• Natural Gas News

    ExxonMobil Q2 Profits Fall 59%

    old

Summary

The world’s biggest private producer reported its worst quarterly financial result since at least 2012, but it was a positive number, unlike many of its peers

by: William Powell

Posted in:

Natural Gas & LNG News, Europe, Corporate, Exploration & Production, Investments, Financials

ExxonMobil Q2 Profits Fall 59%

The world’s biggest private oil and gas producer reported its worst quarterly financial result since at least 2012, but at least it was a positive number, unlike many of its peers. ExxonMobil earned $1.7bn, down 59% from last year’s $4.19bn, and down over $100mn on Q1 2016, its next worst. It blamed the result on low commodity prices and poor refining margins but it was helped by strong performance in the chemicals division.

CEO Rex Tillerson said: “While our financial results reflect a volatile industry environment, ExxonMobil remains focused on business fundamentals, cost discipline and advancing selective new investments across the value chain to extend our competitive advantage.”

Those “selective new investments” include its open-ended bid – $2.4bn minimum – for InterOil in Papua New Guinea; and Cyprus, where it has bid for an upstream block in this month’s licensing round. It is also close to a deal in Mozambique, according to reports. The latter two are with Qatar Petroleum.

It cut upstream capital expenditure from $6.7bn to $3.9bn compared with the same period last year. The US upstream spend took a $1bn hit.

ExxonMobil's US shale subsidiary, XTO (Credit: ExxonMobil)

Upstream earnings were $294mn while output was essentially unchanged at 4mn oil-equivalent barrels/day (boe/d). Liquids production growth from recent start-ups more than offset the impact of field decline and downtime events, notably in Canada and Nigeria. Gas output was down 3.6% at 9.762bn ft³, and lower liquids and gas realizations decreased earnings by $2.2bn.

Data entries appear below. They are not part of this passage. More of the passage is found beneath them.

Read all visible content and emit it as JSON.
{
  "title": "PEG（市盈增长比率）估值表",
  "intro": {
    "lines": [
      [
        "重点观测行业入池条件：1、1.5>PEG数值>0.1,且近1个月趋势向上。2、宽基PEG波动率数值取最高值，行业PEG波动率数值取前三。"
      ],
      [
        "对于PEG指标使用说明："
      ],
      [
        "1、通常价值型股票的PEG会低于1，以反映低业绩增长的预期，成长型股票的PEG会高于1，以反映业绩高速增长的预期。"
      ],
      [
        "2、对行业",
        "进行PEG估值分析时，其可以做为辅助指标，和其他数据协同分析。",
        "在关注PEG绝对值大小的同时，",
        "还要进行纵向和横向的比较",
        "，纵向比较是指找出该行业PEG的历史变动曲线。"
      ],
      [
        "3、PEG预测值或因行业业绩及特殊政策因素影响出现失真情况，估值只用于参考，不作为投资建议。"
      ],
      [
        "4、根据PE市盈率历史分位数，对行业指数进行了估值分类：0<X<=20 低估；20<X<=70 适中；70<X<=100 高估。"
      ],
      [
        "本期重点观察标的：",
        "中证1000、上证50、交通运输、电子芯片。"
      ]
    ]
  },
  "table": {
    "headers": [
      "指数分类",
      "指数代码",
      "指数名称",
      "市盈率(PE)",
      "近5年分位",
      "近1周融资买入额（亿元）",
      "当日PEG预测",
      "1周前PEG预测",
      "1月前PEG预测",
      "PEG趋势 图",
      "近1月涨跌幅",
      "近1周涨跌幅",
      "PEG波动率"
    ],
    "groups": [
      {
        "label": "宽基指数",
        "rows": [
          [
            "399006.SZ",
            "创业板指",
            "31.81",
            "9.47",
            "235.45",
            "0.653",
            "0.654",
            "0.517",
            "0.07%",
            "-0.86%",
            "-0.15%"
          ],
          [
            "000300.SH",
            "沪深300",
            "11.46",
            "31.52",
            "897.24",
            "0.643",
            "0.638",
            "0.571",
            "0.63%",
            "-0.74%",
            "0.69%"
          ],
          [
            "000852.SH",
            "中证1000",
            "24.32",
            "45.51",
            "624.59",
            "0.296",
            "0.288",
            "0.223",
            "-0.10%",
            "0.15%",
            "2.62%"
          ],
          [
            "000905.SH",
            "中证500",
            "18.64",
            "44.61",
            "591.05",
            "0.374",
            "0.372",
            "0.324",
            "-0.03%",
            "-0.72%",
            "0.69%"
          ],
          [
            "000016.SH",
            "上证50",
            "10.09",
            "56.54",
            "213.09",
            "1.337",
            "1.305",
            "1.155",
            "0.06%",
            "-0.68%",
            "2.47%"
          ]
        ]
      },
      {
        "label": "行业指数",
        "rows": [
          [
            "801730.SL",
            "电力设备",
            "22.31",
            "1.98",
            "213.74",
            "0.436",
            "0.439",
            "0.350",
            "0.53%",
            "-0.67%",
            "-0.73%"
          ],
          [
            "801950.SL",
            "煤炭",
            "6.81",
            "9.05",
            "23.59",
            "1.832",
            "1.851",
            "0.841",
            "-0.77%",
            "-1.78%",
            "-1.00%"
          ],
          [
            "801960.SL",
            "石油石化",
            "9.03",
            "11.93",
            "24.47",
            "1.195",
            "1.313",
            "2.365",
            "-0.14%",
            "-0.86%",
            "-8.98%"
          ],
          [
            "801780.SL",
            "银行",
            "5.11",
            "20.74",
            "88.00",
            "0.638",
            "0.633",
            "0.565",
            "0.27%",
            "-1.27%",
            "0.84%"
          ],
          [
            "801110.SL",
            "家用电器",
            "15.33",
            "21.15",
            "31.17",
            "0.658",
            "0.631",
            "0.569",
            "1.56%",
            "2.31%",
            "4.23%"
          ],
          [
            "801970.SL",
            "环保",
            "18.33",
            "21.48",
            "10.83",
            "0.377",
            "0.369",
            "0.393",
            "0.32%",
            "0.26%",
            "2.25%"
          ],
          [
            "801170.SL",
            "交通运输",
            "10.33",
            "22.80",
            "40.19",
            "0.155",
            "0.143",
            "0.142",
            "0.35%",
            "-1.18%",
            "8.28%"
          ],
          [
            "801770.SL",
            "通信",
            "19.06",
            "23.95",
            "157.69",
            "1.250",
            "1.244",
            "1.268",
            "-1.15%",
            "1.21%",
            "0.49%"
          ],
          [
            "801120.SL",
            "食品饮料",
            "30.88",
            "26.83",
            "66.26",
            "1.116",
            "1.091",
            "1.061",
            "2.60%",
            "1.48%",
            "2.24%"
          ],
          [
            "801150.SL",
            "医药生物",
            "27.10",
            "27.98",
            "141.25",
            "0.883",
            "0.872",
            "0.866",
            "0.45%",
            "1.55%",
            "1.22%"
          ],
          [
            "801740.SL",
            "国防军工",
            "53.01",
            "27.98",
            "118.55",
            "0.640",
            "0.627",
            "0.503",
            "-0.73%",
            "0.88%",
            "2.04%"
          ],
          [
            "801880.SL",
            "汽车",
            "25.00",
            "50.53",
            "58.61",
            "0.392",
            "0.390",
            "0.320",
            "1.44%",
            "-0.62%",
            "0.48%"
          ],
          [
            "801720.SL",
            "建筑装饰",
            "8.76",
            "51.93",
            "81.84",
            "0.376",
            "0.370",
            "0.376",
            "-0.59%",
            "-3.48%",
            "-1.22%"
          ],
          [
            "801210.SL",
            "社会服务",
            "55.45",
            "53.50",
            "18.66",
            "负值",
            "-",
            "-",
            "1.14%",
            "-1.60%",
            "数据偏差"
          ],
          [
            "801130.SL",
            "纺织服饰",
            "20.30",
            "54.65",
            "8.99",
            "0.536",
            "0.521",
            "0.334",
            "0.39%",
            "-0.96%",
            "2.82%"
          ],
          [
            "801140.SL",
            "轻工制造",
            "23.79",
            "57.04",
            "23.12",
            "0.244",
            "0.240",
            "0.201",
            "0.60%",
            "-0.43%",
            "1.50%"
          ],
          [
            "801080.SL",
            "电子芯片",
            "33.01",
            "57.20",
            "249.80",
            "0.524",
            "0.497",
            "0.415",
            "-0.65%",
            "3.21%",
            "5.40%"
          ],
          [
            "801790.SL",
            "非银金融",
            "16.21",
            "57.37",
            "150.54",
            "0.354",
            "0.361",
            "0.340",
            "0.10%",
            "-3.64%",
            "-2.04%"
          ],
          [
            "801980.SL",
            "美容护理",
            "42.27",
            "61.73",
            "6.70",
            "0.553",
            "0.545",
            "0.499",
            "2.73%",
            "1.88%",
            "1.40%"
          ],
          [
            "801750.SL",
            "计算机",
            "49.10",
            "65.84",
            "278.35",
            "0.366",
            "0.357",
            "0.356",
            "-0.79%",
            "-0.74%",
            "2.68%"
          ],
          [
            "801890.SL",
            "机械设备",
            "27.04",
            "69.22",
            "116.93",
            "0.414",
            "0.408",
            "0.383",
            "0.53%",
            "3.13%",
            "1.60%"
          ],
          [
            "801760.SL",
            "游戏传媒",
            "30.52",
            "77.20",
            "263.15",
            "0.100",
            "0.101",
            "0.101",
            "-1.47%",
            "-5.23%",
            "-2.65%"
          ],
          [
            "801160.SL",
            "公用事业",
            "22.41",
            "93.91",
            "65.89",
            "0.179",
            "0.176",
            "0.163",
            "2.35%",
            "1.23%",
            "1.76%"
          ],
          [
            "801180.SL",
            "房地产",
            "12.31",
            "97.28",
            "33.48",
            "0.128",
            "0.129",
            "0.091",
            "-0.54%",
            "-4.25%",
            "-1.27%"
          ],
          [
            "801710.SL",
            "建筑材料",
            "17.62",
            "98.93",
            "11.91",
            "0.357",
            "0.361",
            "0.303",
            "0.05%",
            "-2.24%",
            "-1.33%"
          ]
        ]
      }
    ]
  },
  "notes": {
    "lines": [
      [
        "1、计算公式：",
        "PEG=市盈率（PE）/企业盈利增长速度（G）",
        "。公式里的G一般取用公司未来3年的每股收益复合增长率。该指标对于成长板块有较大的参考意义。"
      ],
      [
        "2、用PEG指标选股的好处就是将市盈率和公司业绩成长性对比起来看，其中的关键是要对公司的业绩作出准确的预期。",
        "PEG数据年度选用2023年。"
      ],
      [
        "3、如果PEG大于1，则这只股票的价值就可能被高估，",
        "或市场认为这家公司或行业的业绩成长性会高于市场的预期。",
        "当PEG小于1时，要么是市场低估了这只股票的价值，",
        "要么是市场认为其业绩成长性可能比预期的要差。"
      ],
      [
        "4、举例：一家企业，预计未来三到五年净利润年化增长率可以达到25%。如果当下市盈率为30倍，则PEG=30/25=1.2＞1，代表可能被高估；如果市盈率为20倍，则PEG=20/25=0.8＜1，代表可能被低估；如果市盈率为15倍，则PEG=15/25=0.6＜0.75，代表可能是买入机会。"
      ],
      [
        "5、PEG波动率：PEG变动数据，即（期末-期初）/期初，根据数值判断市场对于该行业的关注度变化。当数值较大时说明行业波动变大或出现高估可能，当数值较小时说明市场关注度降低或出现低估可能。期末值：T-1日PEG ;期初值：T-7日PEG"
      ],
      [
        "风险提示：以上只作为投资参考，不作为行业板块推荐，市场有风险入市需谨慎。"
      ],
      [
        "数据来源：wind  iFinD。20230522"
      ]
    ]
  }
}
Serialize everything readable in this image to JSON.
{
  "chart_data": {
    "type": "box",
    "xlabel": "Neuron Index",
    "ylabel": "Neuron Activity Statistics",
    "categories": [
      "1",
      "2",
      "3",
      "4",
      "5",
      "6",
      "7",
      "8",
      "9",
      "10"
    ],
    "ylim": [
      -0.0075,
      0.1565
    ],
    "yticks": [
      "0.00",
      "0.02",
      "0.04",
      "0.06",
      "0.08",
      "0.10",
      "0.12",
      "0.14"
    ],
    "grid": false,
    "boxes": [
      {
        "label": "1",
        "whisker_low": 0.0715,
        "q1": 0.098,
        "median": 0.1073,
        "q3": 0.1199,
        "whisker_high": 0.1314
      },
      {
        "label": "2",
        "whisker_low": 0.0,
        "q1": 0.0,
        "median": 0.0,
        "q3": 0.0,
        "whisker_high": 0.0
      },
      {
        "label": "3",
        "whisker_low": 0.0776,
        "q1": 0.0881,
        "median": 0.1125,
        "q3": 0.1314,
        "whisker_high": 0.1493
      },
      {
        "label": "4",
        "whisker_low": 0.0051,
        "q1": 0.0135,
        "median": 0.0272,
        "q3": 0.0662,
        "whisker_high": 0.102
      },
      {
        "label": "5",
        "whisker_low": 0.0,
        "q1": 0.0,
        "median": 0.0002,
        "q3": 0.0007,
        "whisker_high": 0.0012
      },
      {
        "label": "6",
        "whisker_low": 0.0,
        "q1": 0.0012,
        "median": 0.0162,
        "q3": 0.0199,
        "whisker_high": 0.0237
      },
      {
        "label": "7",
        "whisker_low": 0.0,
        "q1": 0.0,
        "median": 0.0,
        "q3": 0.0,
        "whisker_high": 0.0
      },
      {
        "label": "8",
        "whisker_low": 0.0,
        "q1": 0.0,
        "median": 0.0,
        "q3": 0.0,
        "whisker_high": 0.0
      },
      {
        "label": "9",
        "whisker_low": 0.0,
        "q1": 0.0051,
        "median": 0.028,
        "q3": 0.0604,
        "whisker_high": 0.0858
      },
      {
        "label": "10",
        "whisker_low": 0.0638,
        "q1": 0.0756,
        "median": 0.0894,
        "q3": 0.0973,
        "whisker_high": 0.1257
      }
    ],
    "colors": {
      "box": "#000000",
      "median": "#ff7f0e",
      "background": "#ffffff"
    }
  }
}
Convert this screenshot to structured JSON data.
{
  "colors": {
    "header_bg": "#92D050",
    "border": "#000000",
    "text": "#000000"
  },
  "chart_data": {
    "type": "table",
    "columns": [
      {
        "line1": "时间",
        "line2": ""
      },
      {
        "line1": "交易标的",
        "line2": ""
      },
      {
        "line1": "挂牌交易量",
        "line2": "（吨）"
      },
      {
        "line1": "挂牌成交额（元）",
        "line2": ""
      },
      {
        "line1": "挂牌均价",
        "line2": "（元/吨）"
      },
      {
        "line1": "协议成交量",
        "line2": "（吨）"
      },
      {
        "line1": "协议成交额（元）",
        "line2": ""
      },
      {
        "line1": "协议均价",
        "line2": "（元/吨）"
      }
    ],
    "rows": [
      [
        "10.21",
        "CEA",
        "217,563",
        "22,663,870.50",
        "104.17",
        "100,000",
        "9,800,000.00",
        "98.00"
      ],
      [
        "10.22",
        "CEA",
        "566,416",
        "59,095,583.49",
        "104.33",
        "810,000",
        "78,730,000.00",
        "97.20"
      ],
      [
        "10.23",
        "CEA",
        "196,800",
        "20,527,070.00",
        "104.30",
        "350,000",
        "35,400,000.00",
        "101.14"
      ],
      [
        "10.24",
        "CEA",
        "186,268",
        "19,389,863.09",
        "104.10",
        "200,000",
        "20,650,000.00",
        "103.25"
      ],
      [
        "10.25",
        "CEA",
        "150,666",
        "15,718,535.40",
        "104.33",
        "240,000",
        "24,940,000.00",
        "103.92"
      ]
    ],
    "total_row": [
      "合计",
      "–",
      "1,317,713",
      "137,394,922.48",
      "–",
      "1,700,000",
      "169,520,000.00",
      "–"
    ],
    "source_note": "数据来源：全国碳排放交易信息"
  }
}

It had good drilling results from Liza-2, the second well in the Stabroek block offshore Guyana. It said this was a “world-class discovery” with a recoverable resource between 800mn and 1.4bn boe.

Production started up at Alaska’s Point Thomson, the first company-operated project on the North Slope. At full rate production, the facility is designed to produce up to 10,000 barrels of natural gas condensate/day and 200mn ft³/day of gas, re-injected for future recovery.